- Delaying IPO due to bad market conditions
- IPO could now launch in late summer or fall
- A six-week stock slump has caused Ally Financial Inc. to delay an initial public stock offering that had been scheduled for late June, two people briefed on the decision said Friday.
Ally would not get any money from the sale. It has returned $4.9 billion to the government through dividend payments and the sale of trust preferred securities. The government currently owns 74 percent of Ally's stock.
Ally and the U.S. Treasury have not said officially when the company would go public or how many shares the government will sell.
The Dow Jones industrial average closed below 12,000 on Friday for the first time since March.
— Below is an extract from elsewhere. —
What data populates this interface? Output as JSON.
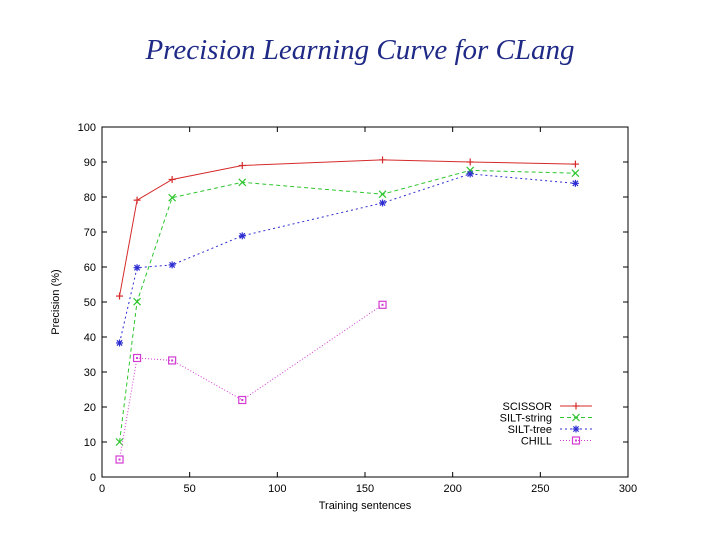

It was the market's sixth-straight weekly loss — the longest down series since the fall of 2002. Stocks have suffered this month as weak economic news dampened hopes for a quick economic recovery.
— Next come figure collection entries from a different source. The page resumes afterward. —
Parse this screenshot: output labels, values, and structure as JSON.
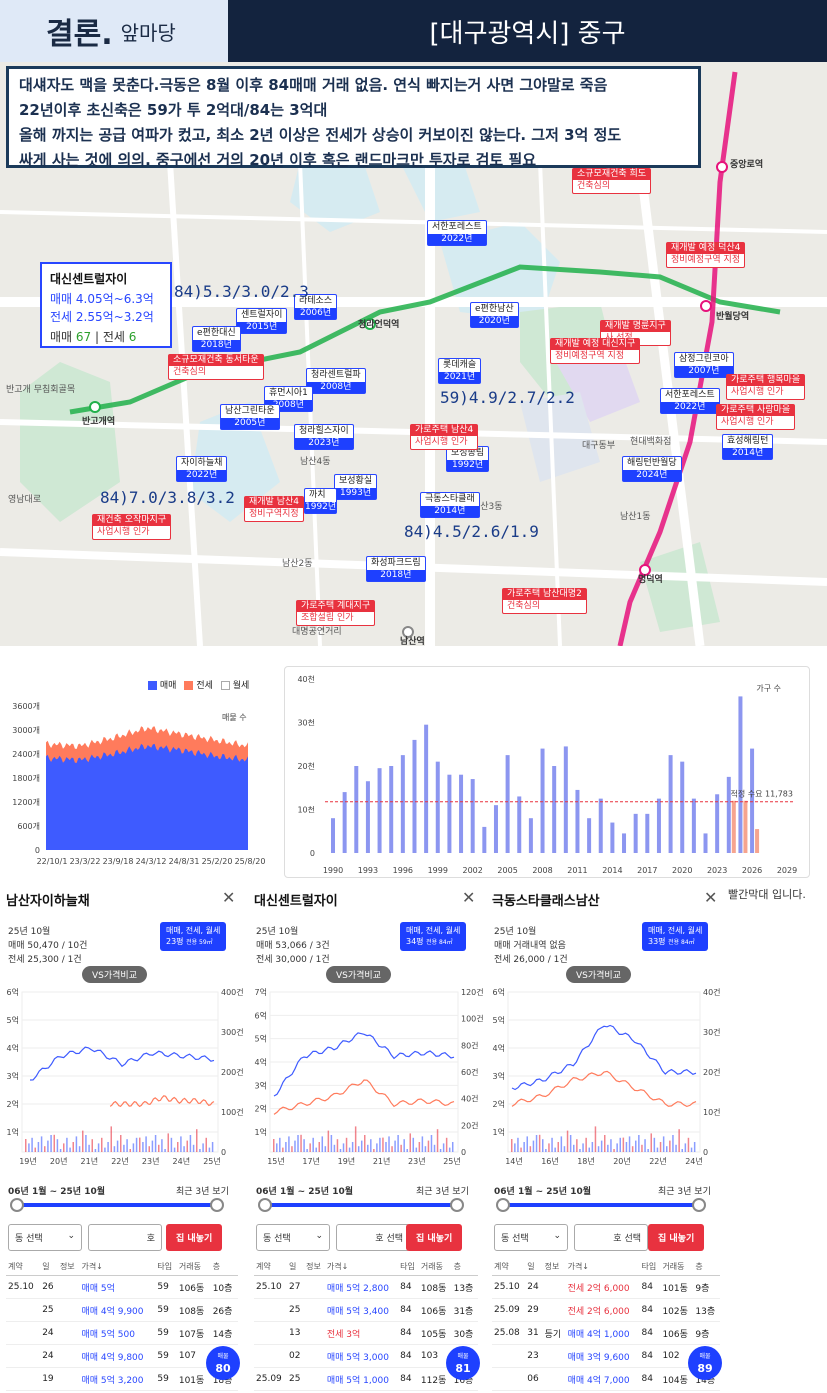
{
  "header": {
    "conclusion": "결론.",
    "subtitle": "앞마당",
    "region": "[대구광역시] 중구"
  },
  "note": {
    "line1": "대섀자도 맥을 못춘다.극동은 8월 이후 84매매 거래 없음. 연식 빠지는거 사면 그야말로 죽음",
    "line2": "22년이후 초신축은 59가 투 2억대/84는 3억대",
    "line3": "올해 까지는 공급 여파가 컸고, 최소 2년 이상은 전세가 상승이 커보이진 않는다. 그저 3억 정도",
    "line4": "싸게 사는 것에 의의. 중구에선 거의 20년 이후 혹은 랜드마크만 투자로 검토 필요"
  },
  "map": {
    "infocard": {
      "name": "대신센트럴자이",
      "sale": "매매 4.05억~6.3억",
      "jeonse": "전세 2.55억~3.2억",
      "count_sale_label": "매매",
      "count_sale": "67",
      "count_jeonse_label": "전세",
      "count_jeonse": "6"
    },
    "prices": [
      "84)5.3/3.0/2.3",
      "59)4.9/2.7/2.2",
      "84)7.0/3.8/3.2",
      "84)4.5/2.6/1.9"
    ],
    "complexes": [
      {
        "name": "서한포레스트",
        "year": "2022년"
      },
      {
        "name": "e편한남산",
        "year": "2020년"
      },
      {
        "name": "센트럴자이",
        "year": "2015년"
      },
      {
        "name": "e편한대신",
        "year": "2018년"
      },
      {
        "name": "롯데캐슬",
        "year": "2021년"
      },
      {
        "name": "청라센트럴파",
        "year": "2008년"
      },
      {
        "name": "휴먼시아1",
        "year": "2008년"
      },
      {
        "name": "남산그린타운",
        "year": "2005년"
      },
      {
        "name": "청라힐스자이",
        "year": "2023년"
      },
      {
        "name": "자이하늘채",
        "year": "2022년"
      },
      {
        "name": "보성황실",
        "year": "1993년"
      },
      {
        "name": "까치",
        "year": "1992년"
      },
      {
        "name": "보성송림",
        "year": "1992년"
      },
      {
        "name": "극동스타클래",
        "year": "2014년"
      },
      {
        "name": "화성파크드림",
        "year": "2018년"
      },
      {
        "name": "삼정그린코아",
        "year": "2007년"
      },
      {
        "name": "서한포레스트",
        "year": "2022년"
      },
      {
        "name": "해링턴반월당",
        "year": "2024년"
      },
      {
        "name": "효성해링턴",
        "year": "2014년"
      },
      {
        "name": "라테소스",
        "year": "2006년"
      }
    ],
    "red_labels": [
      {
        "title": "소규모재건축 희도",
        "body": "건축심의"
      },
      {
        "title": "재개발 예정 덕산4",
        "body": "정비예정구역 지정"
      },
      {
        "title": "소규모재건축 동서타운",
        "body": "건축심의"
      },
      {
        "title": "재개발 명륜지구",
        "body": "사 선정"
      },
      {
        "title": "재개발 예정 대신지구",
        "body": "정비예정구역 지정"
      },
      {
        "title": "가로주택 행복마을",
        "body": "사업시행 인가"
      },
      {
        "title": "가로주택 사랑마을",
        "body": "사업시행 인가"
      },
      {
        "title": "가로주택 남산4",
        "body": "사업시행 인가"
      },
      {
        "title": "재개발 남산4",
        "body": "정비구역지정"
      },
      {
        "title": "재건축 오작마지구",
        "body": "사업시행 인가"
      },
      {
        "title": "가로주택 계대지구",
        "body": "조합설립 인가"
      },
      {
        "title": "가로주택 남산대명2",
        "body": "건축심의"
      }
    ],
    "stations": [
      "반고개역",
      "청라언덕역",
      "반월당역",
      "명덕역",
      "중앙로역",
      "남산역"
    ],
    "places": [
      "남산4동",
      "남산3동",
      "남산1동",
      "대구동부",
      "현대백화점",
      "반고개 무침회골목",
      "영남대로",
      "대명공연거리",
      "남산2동"
    ]
  },
  "stock_chart": {
    "legend": [
      "매매",
      "전세",
      "월세"
    ],
    "label": "매물 수",
    "yticks": [
      "3600개",
      "3000개",
      "2400개",
      "1800개",
      "1200개",
      "600개",
      "0"
    ],
    "xticks": [
      "22/10/1",
      "23/3/22",
      "23/9/18",
      "24/3/12",
      "24/8/31",
      "25/2/20",
      "25/8/20"
    ]
  },
  "chart_data": [
    {
      "type": "area",
      "title": "",
      "series": [
        {
          "name": "매매"
        },
        {
          "name": "전세"
        },
        {
          "name": "월세"
        }
      ],
      "ylim": [
        0,
        3600
      ],
      "x": [
        "22/10/1",
        "23/3/22",
        "23/9/18",
        "24/3/12",
        "24/8/31",
        "25/2/20",
        "25/8/20"
      ],
      "sale": [
        2300,
        2250,
        2400,
        2600,
        2500,
        2350,
        2250
      ],
      "total": [
        2650,
        2600,
        2800,
        3050,
        2900,
        2750,
        2600
      ]
    },
    {
      "type": "bar",
      "title": "가구 수",
      "ylim": [
        0,
        40000
      ],
      "yticks": [
        "40천",
        "30천",
        "20천",
        "10천",
        "0"
      ],
      "xticks": [
        "1990",
        "1993",
        "1996",
        "1999",
        "2002",
        "2005",
        "2008",
        "2011",
        "2014",
        "2017",
        "2020",
        "2023",
        "2026",
        "2029"
      ],
      "reference_label": "적정 수요 11,783",
      "reference": 11783,
      "x": [
        1990,
        1991,
        1992,
        1993,
        1994,
        1995,
        1996,
        1997,
        1998,
        1999,
        2000,
        2001,
        2002,
        2003,
        2004,
        2005,
        2006,
        2007,
        2008,
        2009,
        2010,
        2011,
        2012,
        2013,
        2014,
        2015,
        2016,
        2017,
        2018,
        2019,
        2020,
        2021,
        2022,
        2023,
        2024,
        2025,
        2026
      ],
      "values": [
        8000,
        14000,
        20000,
        16500,
        19500,
        20000,
        22500,
        26000,
        29500,
        21000,
        18000,
        18000,
        17000,
        6000,
        11000,
        22500,
        13000,
        8000,
        24000,
        20000,
        24500,
        14500,
        8000,
        12500,
        7000,
        4500,
        9000,
        9000,
        12500,
        22500,
        21000,
        12500,
        4500,
        13500,
        17500,
        36000,
        24000
      ],
      "forecast_x": [
        2024,
        2025,
        2026
      ],
      "forecast_values": [
        12000,
        12000,
        5500
      ]
    }
  ],
  "panels": [
    {
      "title": "남산자이하늘채",
      "date": "25년 10월",
      "sale": "매매 50,470 / 10건",
      "jeonse": "전세 25,300 / 1건",
      "btn_line1": "매매, 전세, 월세",
      "btn_line2": "23평",
      "btn_line3": "전용 59㎡",
      "vs": "VS가격비교",
      "left_ticks": [
        "6억",
        "5억",
        "4억",
        "3억",
        "2억",
        "1억"
      ],
      "right_ticks": [
        "400건",
        "300건",
        "200건",
        "100건",
        "0"
      ],
      "xticks": [
        "19년",
        "20년",
        "21년",
        "22년",
        "23년",
        "24년",
        "25년"
      ],
      "range": "06년 1월 ~ 25년 10월",
      "recent": "최근 3년 보기",
      "sel1": "동 선택",
      "sel2": "호",
      "btn": "집 내놓기",
      "headers": [
        "계약",
        "일",
        "정보",
        "가격↓",
        "타입",
        "거래동",
        "층"
      ],
      "rows": [
        [
          "25.10",
          "26",
          "",
          "매매 5억",
          "59",
          "106동",
          "10층"
        ],
        [
          "",
          "25",
          "",
          "매매 4억 9,900",
          "59",
          "108동",
          "26층"
        ],
        [
          "",
          "24",
          "",
          "매매 5억 500",
          "59",
          "107동",
          "14층"
        ],
        [
          "",
          "24",
          "",
          "매매 4억 9,800",
          "59",
          "107",
          ""
        ],
        [
          "",
          "19",
          "",
          "매매 5억 3,200",
          "59",
          "101동",
          "18층"
        ]
      ],
      "badge_label": "매물",
      "badge_count": "80"
    },
    {
      "title": "대신센트럴자이",
      "date": "25년 10월",
      "sale": "매매 53,066 / 3건",
      "jeonse": "전세 30,000 / 1건",
      "btn_line1": "매매, 전세, 월세",
      "btn_line2": "34평",
      "btn_line3": "전용 84㎡",
      "vs": "VS가격비교",
      "left_ticks": [
        "7억",
        "6억",
        "5억",
        "4억",
        "3억",
        "2억",
        "1억"
      ],
      "right_ticks": [
        "120건",
        "100건",
        "80건",
        "60건",
        "40건",
        "20건",
        "0"
      ],
      "xticks": [
        "15년",
        "17년",
        "19년",
        "21년",
        "23년",
        "25년"
      ],
      "range": "06년 1월 ~ 25년 10월",
      "recent": "최근 3년 보기",
      "sel1": "동 선택",
      "sel2": "호 선택",
      "btn": "집 내놓기",
      "headers": [
        "계약",
        "일",
        "정보",
        "가격↓",
        "타입",
        "거래동",
        "층"
      ],
      "rows": [
        [
          "25.10",
          "27",
          "",
          "매매 5억 2,800",
          "84",
          "108동",
          "13층"
        ],
        [
          "",
          "25",
          "",
          "매매 5억 3,400",
          "84",
          "106동",
          "31층"
        ],
        [
          "",
          "13",
          "",
          "전세 3억",
          "84",
          "105동",
          "30층"
        ],
        [
          "",
          "02",
          "",
          "매매 5억 3,000",
          "84",
          "103",
          ""
        ],
        [
          "25.09",
          "25",
          "",
          "매매 5억 1,000",
          "84",
          "112동",
          "16층"
        ]
      ],
      "badge_label": "매물",
      "badge_count": "81"
    },
    {
      "title": "극동스타클래스남산",
      "date": "25년 10월",
      "sale": "매매 거래내역 없음",
      "jeonse": "전세 26,000 / 1건",
      "btn_line1": "매매, 전세, 월세",
      "btn_line2": "33평",
      "btn_line3": "전용 84㎡",
      "vs": "VS가격비교",
      "left_ticks": [
        "6억",
        "5억",
        "4억",
        "3억",
        "2억",
        "1억"
      ],
      "right_ticks": [
        "40건",
        "30건",
        "20건",
        "10건",
        "0"
      ],
      "xticks": [
        "14년",
        "16년",
        "18년",
        "20년",
        "22년",
        "24년"
      ],
      "range": "06년 1월 ~ 25년 10월",
      "recent": "최근 3년 보기",
      "sel1": "동 선택",
      "sel2": "호 선택",
      "btn": "집 내놓기",
      "headers": [
        "계약",
        "일",
        "정보",
        "가격↓",
        "타입",
        "거래동",
        "층"
      ],
      "rows": [
        [
          "25.10",
          "24",
          "",
          "전세 2억 6,000",
          "84",
          "101동",
          "9층"
        ],
        [
          "25.09",
          "29",
          "",
          "전세 2억 6,000",
          "84",
          "102동",
          "13층"
        ],
        [
          "25.08",
          "31",
          "등기",
          "매매 4억 1,000",
          "84",
          "106동",
          "9층"
        ],
        [
          "",
          "23",
          "",
          "매매 3억 9,600",
          "84",
          "102",
          ""
        ],
        [
          "",
          "06",
          "",
          "매매 4억 7,000",
          "84",
          "104동",
          "14층"
        ]
      ],
      "badge_label": "매물",
      "badge_count": "89"
    }
  ],
  "footnote": "빨간막대 입니다."
}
The Dow fell 172 points, or 1.4 percent, to close at 11,952.
Ally spokeswoman Gina Proia and Treasury spokesman Matthew Anderson would not comment on the delay, which was reported Friday by the Financial Times.
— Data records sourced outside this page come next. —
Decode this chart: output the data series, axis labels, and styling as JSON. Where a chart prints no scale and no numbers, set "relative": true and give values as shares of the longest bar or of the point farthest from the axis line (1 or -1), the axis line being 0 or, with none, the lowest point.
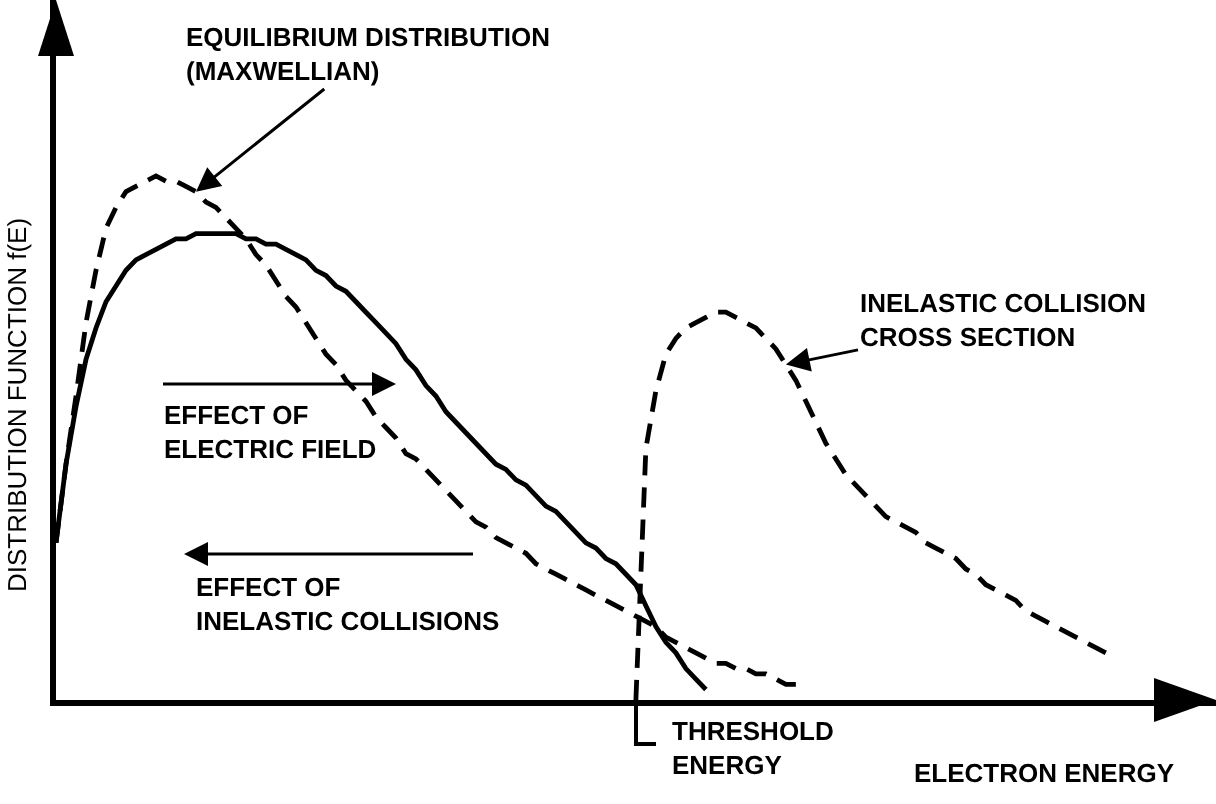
{
  "chart_data": {
    "type": "line",
    "relative": true,
    "xlabel": "ELECTRON ENERGY",
    "ylabel": "DISTRIBUTION FUNCTION f(E)",
    "categories": [
      null,
      null,
      null,
      null,
      null,
      null,
      null,
      null,
      null,
      null,
      null,
      null,
      null,
      null,
      null,
      null,
      null,
      null,
      null,
      null,
      null,
      null,
      null,
      null,
      null,
      null,
      null,
      null,
      null,
      null,
      null,
      null,
      null,
      null,
      null,
      null,
      null,
      null,
      null,
      null,
      null,
      null,
      null,
      null,
      null,
      null,
      null,
      null,
      null,
      null,
      null,
      null,
      null,
      null,
      null,
      null,
      null,
      null,
      null,
      null,
      null,
      null,
      null,
      null,
      null,
      null,
      null,
      null,
      null,
      null,
      null,
      null,
      null,
      null,
      null,
      null,
      null,
      null,
      null,
      null,
      null,
      null,
      null,
      null,
      null,
      null,
      null,
      null,
      null,
      null,
      null,
      null,
      null,
      null,
      null,
      null,
      null,
      null,
      null,
      null,
      null,
      null,
      null,
      null,
      null,
      null
    ],
    "series": [
      {
        "name": "EQUILIBRIUM DISTRIBUTION\n(MAXWELLIAN)",
        "color": "#000000",
        "line_style": "dashed",
        "values": [
          0.3,
          0.45,
          0.58,
          0.72,
          0.82,
          0.9,
          0.94,
          0.97,
          0.98,
          0.99,
          1,
          0.99,
          0.99,
          0.98,
          0.97,
          0.95,
          0.94,
          0.92,
          0.9,
          0.88,
          0.85,
          0.83,
          0.8,
          0.77,
          0.75,
          0.72,
          0.69,
          0.66,
          0.64,
          0.61,
          0.59,
          0.57,
          0.54,
          0.52,
          0.5,
          0.47,
          0.46,
          0.44,
          0.42,
          0.4,
          0.38,
          0.36,
          0.34,
          0.33,
          0.31,
          0.3,
          0.29,
          0.28,
          0.26,
          0.25,
          0.24,
          0.23,
          0.22,
          0.21,
          0.2,
          0.19,
          0.18,
          0.17,
          0.16,
          0.15,
          0.14,
          0.12,
          0.11,
          0.1,
          0.09,
          0.08,
          0.07,
          0.07,
          0.06,
          0.06,
          0.05,
          0.05,
          0.04,
          0.03,
          0.03,
          null,
          null,
          null,
          null,
          null,
          null,
          null,
          null,
          null,
          null,
          null,
          null,
          null,
          null,
          null,
          null,
          null,
          null,
          null,
          null,
          null,
          null,
          null,
          null,
          null,
          null,
          null,
          null,
          null,
          null,
          null
        ]
      },
      {
        "color": "#000000",
        "line_style": "solid",
        "values": [
          0.3,
          0.45,
          0.56,
          0.65,
          0.71,
          0.76,
          0.79,
          0.82,
          0.84,
          0.85,
          0.86,
          0.87,
          0.88,
          0.88,
          0.89,
          0.89,
          0.89,
          0.89,
          0.89,
          0.88,
          0.88,
          0.87,
          0.87,
          0.86,
          0.85,
          0.84,
          0.82,
          0.81,
          0.79,
          0.78,
          0.76,
          0.74,
          0.72,
          0.7,
          0.68,
          0.65,
          0.63,
          0.6,
          0.58,
          0.55,
          0.53,
          0.51,
          0.49,
          0.47,
          0.45,
          0.44,
          0.42,
          0.41,
          0.39,
          0.37,
          0.36,
          0.34,
          0.32,
          0.3,
          0.29,
          0.27,
          0.26,
          0.24,
          0.22,
          0.18,
          0.14,
          0.11,
          0.09,
          0.06,
          0.04,
          0.02,
          null,
          null,
          null,
          null,
          null,
          null,
          null,
          null,
          null,
          null,
          null,
          null,
          null,
          null,
          null,
          null,
          null,
          null,
          null,
          null,
          null,
          null,
          null,
          null,
          null,
          null,
          null,
          null,
          null,
          null,
          null,
          null,
          null,
          null,
          null,
          null,
          null,
          null,
          null,
          null
        ]
      },
      {
        "name": "INELASTIC COLLISION\nCROSS SECTION",
        "color": "#000000",
        "line_style": "dashed",
        "values": [
          null,
          null,
          null,
          null,
          null,
          null,
          null,
          null,
          null,
          null,
          null,
          null,
          null,
          null,
          null,
          null,
          null,
          null,
          null,
          null,
          null,
          null,
          null,
          null,
          null,
          null,
          null,
          null,
          null,
          null,
          null,
          null,
          null,
          null,
          null,
          null,
          null,
          null,
          null,
          null,
          null,
          null,
          null,
          null,
          null,
          null,
          null,
          null,
          null,
          null,
          null,
          null,
          null,
          null,
          null,
          null,
          null,
          null,
          0,
          0.48,
          0.59,
          0.66,
          0.69,
          0.71,
          0.72,
          0.73,
          0.74,
          0.74,
          0.73,
          0.72,
          0.71,
          0.69,
          0.67,
          0.64,
          0.61,
          0.57,
          0.53,
          0.49,
          0.46,
          0.43,
          0.41,
          0.39,
          0.37,
          0.35,
          0.34,
          0.33,
          0.32,
          0.3,
          0.29,
          0.28,
          0.27,
          0.25,
          0.24,
          0.22,
          0.21,
          0.2,
          0.19,
          0.17,
          0.16,
          0.15,
          0.14,
          0.13,
          0.12,
          0.11,
          0.1,
          0.09
        ]
      }
    ],
    "annotations": [
      "EFFECT OF\nELECTRIC FIELD",
      "EFFECT OF\nINELASTIC COLLISIONS",
      "THRESHOLD\nENERGY"
    ],
    "legend": false,
    "marker": "none"
  }
}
Ally, formerly known as GMAC Inc., makes loans to GM and Chrysler customers and finances dealer inventories of cars and trucks. The Detroit-based company received government aid in late 2008 as part of the Bush administration's assistance to the U.S. auto industry. The Obama administration invested additional sums in May and December 2009.
In addition to Ally common stock, Treasury owns $5.9 billion in preferred shares, which are convertible into common stock. For Treasury to break even on the $17.2 billion it gave Ally, it will have to sell the preferred stock for the $5.9 billion it is valued at and make about $6.4 billion from the sale of the common stock.
The company, which also had a mortgage lending division, Residential Capital LLC, had suffered from a strained credit market, the housing downturn and sliding demand for new cars during the recession. At the time, analysts had speculated that the company might have to file for bankruptcy protection or shut down without financial help.
Ally is among the lenders facing billions in potential fines stemming from government investigations into improper mortgage foreclosures. Federal financial regulators already ordered Ally and 15 others to reimburse homeowners who were foreclosed on improperly.
Citi, Goldman Sachs, J.P. Morgan and Morgan Stanley are managing the IPO. The four banks were also involved with GM's IPO last year.